Sponsor:  Rep. Pat Somerville

Committee:  Judiciary

Complete to 5-11-11

A SUMMARY OF HOUSE BILL 4589 AS INTRODUCED 4-27-11

The bill would amend provisions of the Governmental Immunity Law that address the liability of a municipality for defects in a sidewalk to apply the two-inch rule to sidewalks adjacent to municipal and state highways, in addition to sidewalks adjacent to county highways.

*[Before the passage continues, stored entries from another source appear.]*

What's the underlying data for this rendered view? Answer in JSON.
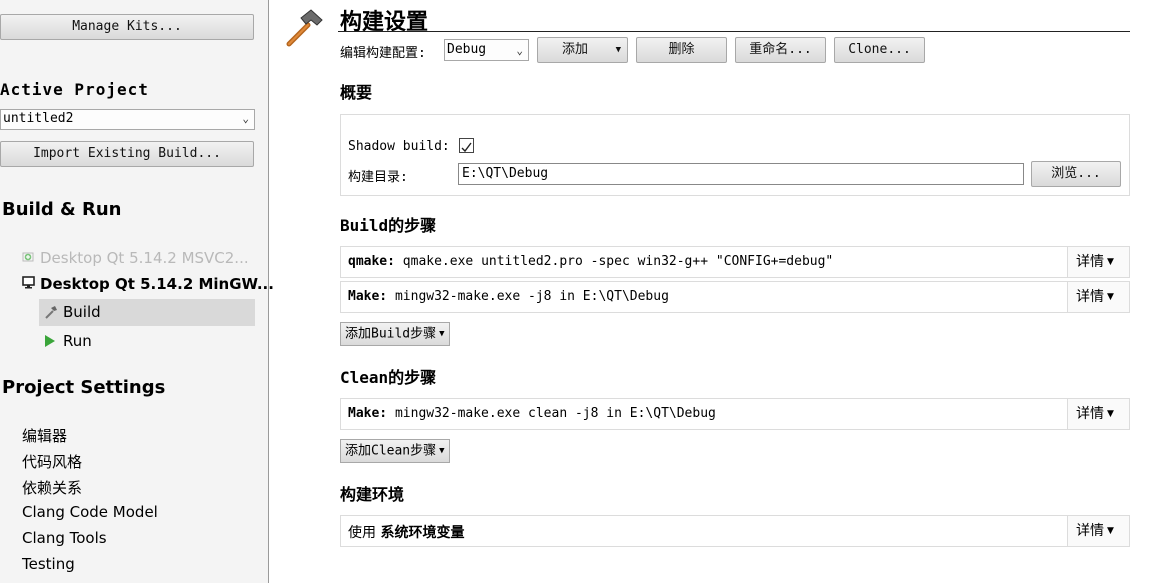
{
  "sidebar": {
    "manage_kits": "Manage Kits...",
    "active_project_heading": "Active Project",
    "project_select": "untitled2",
    "import_build": "Import Existing Build...",
    "build_run_heading": "Build & Run",
    "kits": [
      {
        "label": "Desktop Qt 5.14.2 MSVC2...",
        "icon": "add-kit-icon"
      },
      {
        "label": "Desktop Qt 5.14.2 MinGW...",
        "icon": "monitor-icon"
      }
    ],
    "build_item": "Build",
    "run_item": "Run",
    "project_settings_heading": "Project Settings",
    "settings_items": [
      "编辑器",
      "代码风格",
      "依赖关系",
      "Clang Code Model",
      "Clang Tools",
      "Testing"
    ]
  },
  "main": {
    "title": "构建设置",
    "edit_config_label": "编辑构建配置:",
    "config_select": "Debug",
    "add_button": "添加",
    "delete_button": "删除",
    "rename_button": "重命名...",
    "clone_button": "Clone...",
    "overview_heading": "概要",
    "shadow_build_label": "Shadow build:",
    "shadow_build_checked": true,
    "build_dir_label": "构建目录:",
    "build_dir_value": "E:\\QT\\Debug",
    "browse_button": "浏览...",
    "build_steps_heading": "Build的步骤",
    "build_steps": [
      {
        "name": "qmake:",
        "cmd": "qmake.exe untitled2.pro -spec win32-g++ \"CONFIG+=debug\"",
        "details": "详情"
      },
      {
        "name": "Make:",
        "cmd": "mingw32-make.exe -j8 in E:\\QT\\Debug",
        "details": "详情"
      }
    ],
    "add_build_step": "添加Build步骤",
    "clean_steps_heading": "Clean的步骤",
    "clean_steps": [
      {
        "name": "Make:",
        "cmd": "mingw32-make.exe clean -j8 in E:\\QT\\Debug",
        "details": "详情"
      }
    ],
    "add_clean_step": "添加Clean步骤",
    "build_env_heading": "构建环境",
    "env_prefix": "使用",
    "env_value": "系统环境变量",
    "env_details": "详情"
  },
  "colors": {
    "sidebar_bg": "#f4f4f4",
    "selected_bg": "#d9d9d9",
    "run_green": "#3aa53a"
  }
}
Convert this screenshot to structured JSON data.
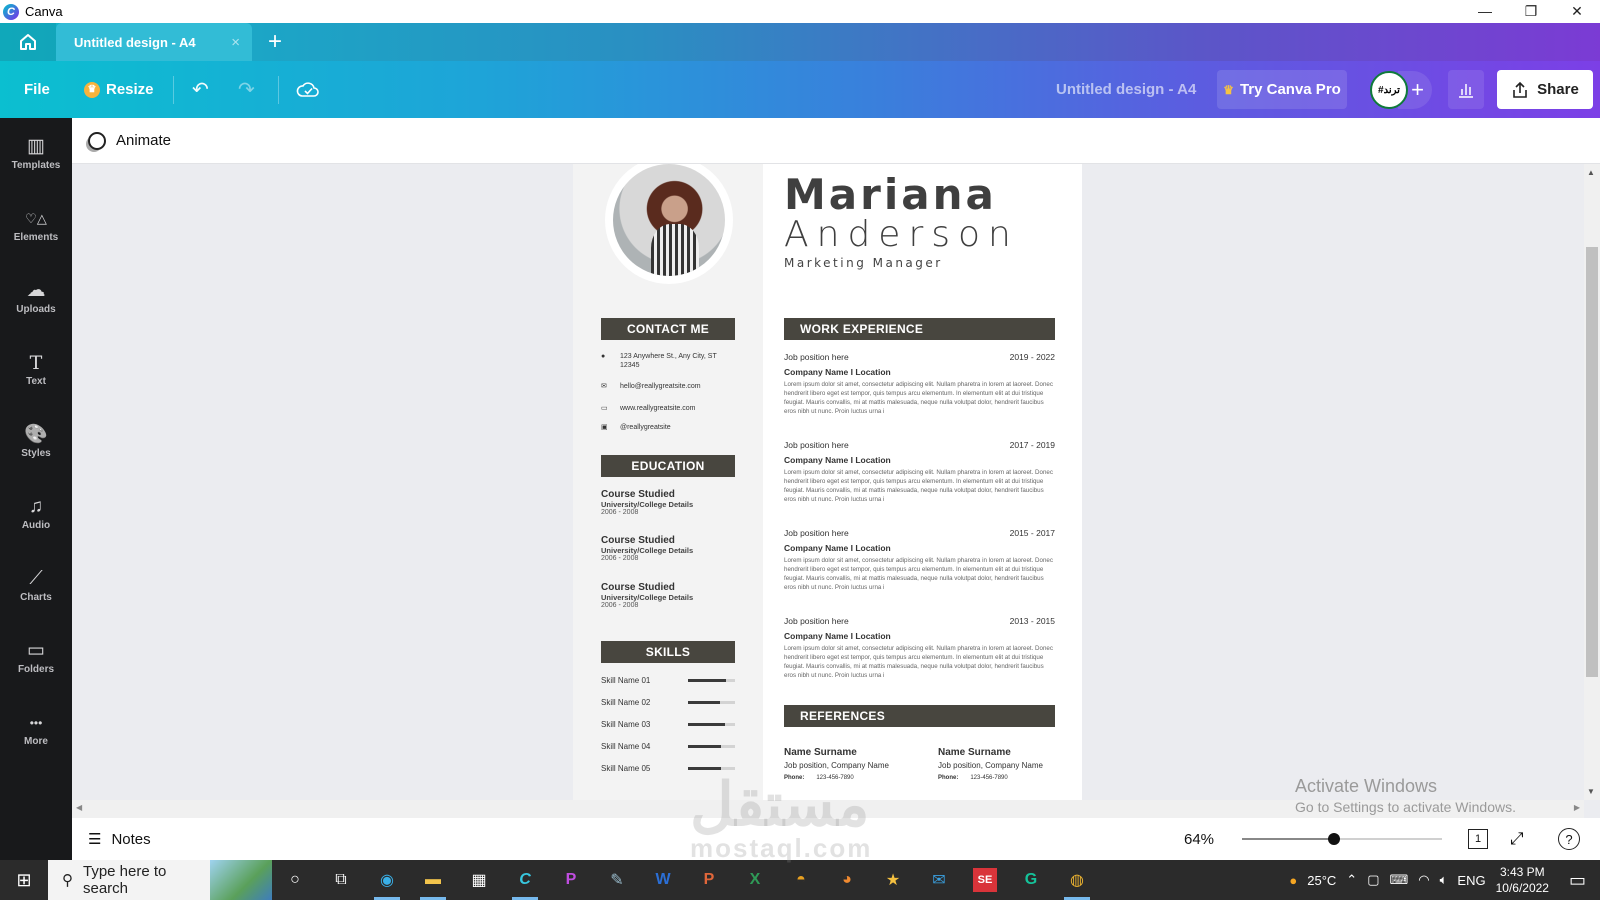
{
  "window": {
    "app_name": "Canva",
    "controls": {
      "minimize": "—",
      "restore": "❐",
      "close": "✕"
    }
  },
  "tabs": {
    "home_icon": "home-icon",
    "active_tab": "Untitled design - A4",
    "close": "×",
    "new_tab": "+"
  },
  "toolbar": {
    "file": "File",
    "resize": "Resize",
    "undo": "↶",
    "redo": "↷",
    "save_status_icon": "cloud-check-icon",
    "doc_title": "Untitled design - A4",
    "try_pro": "Try Canva Pro",
    "avatar_text": "#ترند",
    "add_people": "+",
    "insights_icon": "bar-chart-icon",
    "share": "Share"
  },
  "sidebar": {
    "items": [
      {
        "label": "Templates",
        "icon": "▥"
      },
      {
        "label": "Elements",
        "icon": "♡△"
      },
      {
        "label": "Uploads",
        "icon": "☁"
      },
      {
        "label": "Text",
        "icon": "T"
      },
      {
        "label": "Styles",
        "icon": "🎨"
      },
      {
        "label": "Audio",
        "icon": "♫"
      },
      {
        "label": "Charts",
        "icon": "⟋"
      },
      {
        "label": "Folders",
        "icon": "▭"
      },
      {
        "label": "More",
        "icon": "•••"
      }
    ]
  },
  "animate_bar": {
    "label": "Animate"
  },
  "resume": {
    "first_name": "Mariana",
    "last_name": "Anderson",
    "role": "Marketing Manager",
    "contact": {
      "heading": "CONTACT ME",
      "items": [
        {
          "icon": "●",
          "text": "123 Anywhere St., Any City, ST 12345"
        },
        {
          "icon": "✉",
          "text": "hello@reallygreatsite.com"
        },
        {
          "icon": "▭",
          "text": "www.reallygreatsite.com"
        },
        {
          "icon": "▣",
          "text": "@reallygreatsite"
        }
      ]
    },
    "education": {
      "heading": "EDUCATION",
      "items": [
        {
          "course": "Course Studied",
          "school": "University/College Details",
          "years": "2006 - 2008"
        },
        {
          "course": "Course Studied",
          "school": "University/College Details",
          "years": "2006 - 2008"
        },
        {
          "course": "Course Studied",
          "school": "University/College Details",
          "years": "2006 - 2008"
        }
      ]
    },
    "skills": {
      "heading": "SKILLS",
      "items": [
        {
          "name": "Skill Name 01",
          "level": 0.8
        },
        {
          "name": "Skill Name 02",
          "level": 0.68
        },
        {
          "name": "Skill Name 03",
          "level": 0.78
        },
        {
          "name": "Skill Name 04",
          "level": 0.7
        },
        {
          "name": "Skill Name 05",
          "level": 0.7
        }
      ]
    },
    "work": {
      "heading": "WORK EXPERIENCE",
      "items": [
        {
          "position": "Job position here",
          "years": "2019 - 2022",
          "company": "Company Name I Location",
          "desc": "Lorem ipsum dolor sit amet, consectetur adipiscing elit. Nullam pharetra in lorem at laoreet. Donec hendrerit libero eget est tempor, quis tempus arcu elementum. In elementum elit at dui tristique feugiat. Mauris convallis, mi at mattis malesuada, neque nulla volutpat dolor, hendrerit faucibus eros nibh ut nunc. Proin luctus urna i"
        },
        {
          "position": "Job position here",
          "years": "2017 - 2019",
          "company": "Company Name I Location",
          "desc": "Lorem ipsum dolor sit amet, consectetur adipiscing elit. Nullam pharetra in lorem at laoreet. Donec hendrerit libero eget est tempor, quis tempus arcu elementum. In elementum elit at dui tristique feugiat. Mauris convallis, mi at mattis malesuada, neque nulla volutpat dolor, hendrerit faucibus eros nibh ut nunc. Proin luctus urna i"
        },
        {
          "position": "Job position here",
          "years": "2015 - 2017",
          "company": "Company Name I Location",
          "desc": "Lorem ipsum dolor sit amet, consectetur adipiscing elit. Nullam pharetra in lorem at laoreet. Donec hendrerit libero eget est tempor, quis tempus arcu elementum. In elementum elit at dui tristique feugiat. Mauris convallis, mi at mattis malesuada, neque nulla volutpat dolor, hendrerit faucibus eros nibh ut nunc. Proin luctus urna i"
        },
        {
          "position": "Job position here",
          "years": "2013 - 2015",
          "company": "Company Name I Location",
          "desc": "Lorem ipsum dolor sit amet, consectetur adipiscing elit. Nullam pharetra in lorem at laoreet. Donec hendrerit libero eget est tempor, quis tempus arcu elementum. In elementum elit at dui tristique feugiat. Mauris convallis, mi at mattis malesuada, neque nulla volutpat dolor, hendrerit faucibus eros nibh ut nunc. Proin luctus urna i"
        }
      ]
    },
    "references": {
      "heading": "REFERENCES",
      "items": [
        {
          "name": "Name Surname",
          "position": "Job position, Company Name",
          "phone_label": "Phone:",
          "phone": "123-456-7890"
        },
        {
          "name": "Name Surname",
          "position": "Job position, Company Name",
          "phone_label": "Phone:",
          "phone": "123-456-7890"
        }
      ]
    }
  },
  "activate_windows": {
    "title": "Activate Windows",
    "subtitle": "Go to Settings to activate Windows."
  },
  "bottom_bar": {
    "notes": "Notes",
    "zoom": "64%",
    "zoom_level": 0.64,
    "page_count": "1"
  },
  "taskbar": {
    "search_placeholder": "Type here to search",
    "apps": [
      "cortana",
      "task-view",
      "edge",
      "file-explorer",
      "store",
      "canva",
      "picsart",
      "paint",
      "word",
      "powerpoint",
      "excel",
      "audio",
      "blender",
      "movie-maker",
      "mail",
      "se-app",
      "grammarly",
      "chrome"
    ],
    "weather": "25°C",
    "language": "ENG",
    "time": "3:43 PM",
    "date": "10/6/2022"
  },
  "watermark": {
    "arabic": "مستقل",
    "latin": "mostaql.com"
  }
}
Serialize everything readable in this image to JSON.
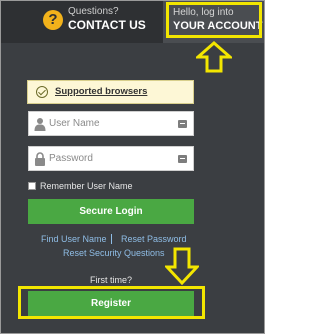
{
  "header": {
    "questions_label": "Questions?",
    "contact_label": "CONTACT US",
    "account_small": "Hello, log into",
    "account_big": "YOUR ACCOUNT"
  },
  "browsers": {
    "label": "Supported browsers"
  },
  "form": {
    "username_placeholder": "User Name",
    "password_placeholder": "Password",
    "remember_label": "Remember User Name",
    "login_label": "Secure Login"
  },
  "links": {
    "find_user": "Find User Name",
    "divider": "|",
    "reset_password": "Reset Password",
    "reset_questions": "Reset Security Questions"
  },
  "register": {
    "prompt": "First time?",
    "button_label": "Register"
  },
  "colors": {
    "highlight": "#f3e600",
    "button_green": "#4aa843",
    "background": "#3b3e42",
    "link": "#8fbde6"
  }
}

Under Section 2a of the law, except as otherwise provided, a municipal corporation (a city, village, or township) does not have a duty to repair or maintain a portion of a county highway outside of the improved portion of the highway, including a sidewalk, trailway, crosswalk, or other installation. This does not limit liability if the municipality knew or should have known of a defect at least 30 days before the relevant injury, death, or damage, and the defect was a proximate cause of the injury, death, or damage. In addition, a discontinuity defect of less than two inches creates a rebuttable inference that the municipal corporation maintained the sidewalk, trailway, crosswalk, or other installation outside of the improved portion of the highway, in reasonable repair.

House Bill 4589 would amend Public Act 170 of 1964, the governmental immunity law, to instead require that a municipal corporation maintain a sidewalk adjacent to a municipal, county, or state highway pursuant to Section 2(1) – the section imposing on all governmental agencies a duty to maintain highways under their jurisdiction in reasonable repair.  "Sidewalk," except for how the term is used in the definition of "highway," would mean a paved public sidewalk intended for pedestrian use situated outside of and adjacent to the improved portion of a highway designed for vehicular travel.

In a civil action, a municipal corporation would be presumed to have maintained a sidewalk that it has a duty to maintain in reasonable repair.  This presumption could only be rebutted by evidence of specific facts showing that the proximate cause of the injury was one of the following:

o                   A vertical discontinuity of two inches or more in the sidewalk.

o                   A dangerous condition in the sidewalk itself of a particular character other than a discontinuity.

Whether a presumption under the above has been rebutted would be a question of law for the court.

In addition, Section 2(1) provides that the duty of the state and county road commissions to repair and maintain highways extends only to the improved portion of the highway designed for vehicular travel, "and does not include sidewalks, trailways, crosswalks, or any other installation outside of the improved portion of the highway designed for vehicular travel."  The bill would delete the language in quotations.

The bill would also revise the act's definition for "highway."  Currently, the term means a public highway, road, or street that is open for public travel and includes bridges, sidewalks, crosswalks, trailways, and culverts on the highway and does not include an alley, tree, or utility pole.  The bill would delete the reference to "trailways" and "culverts" and add "an appurtenance" to the list of things that "highway" does not include.

FISCAL IMPACT:

House Bill 4589 would result in an indeterminate amount of savings to local units of government as a result of mitigated future liability claims.

                                                                                           Legislative Analyst:   Susan Stutzky

                                                                                                  Fiscal Analyst:   Ben Gielczyk

This analysis was prepared by nonpartisan House staff for use by House members in their deliberations, and does not constitute an official statement of legislative intent.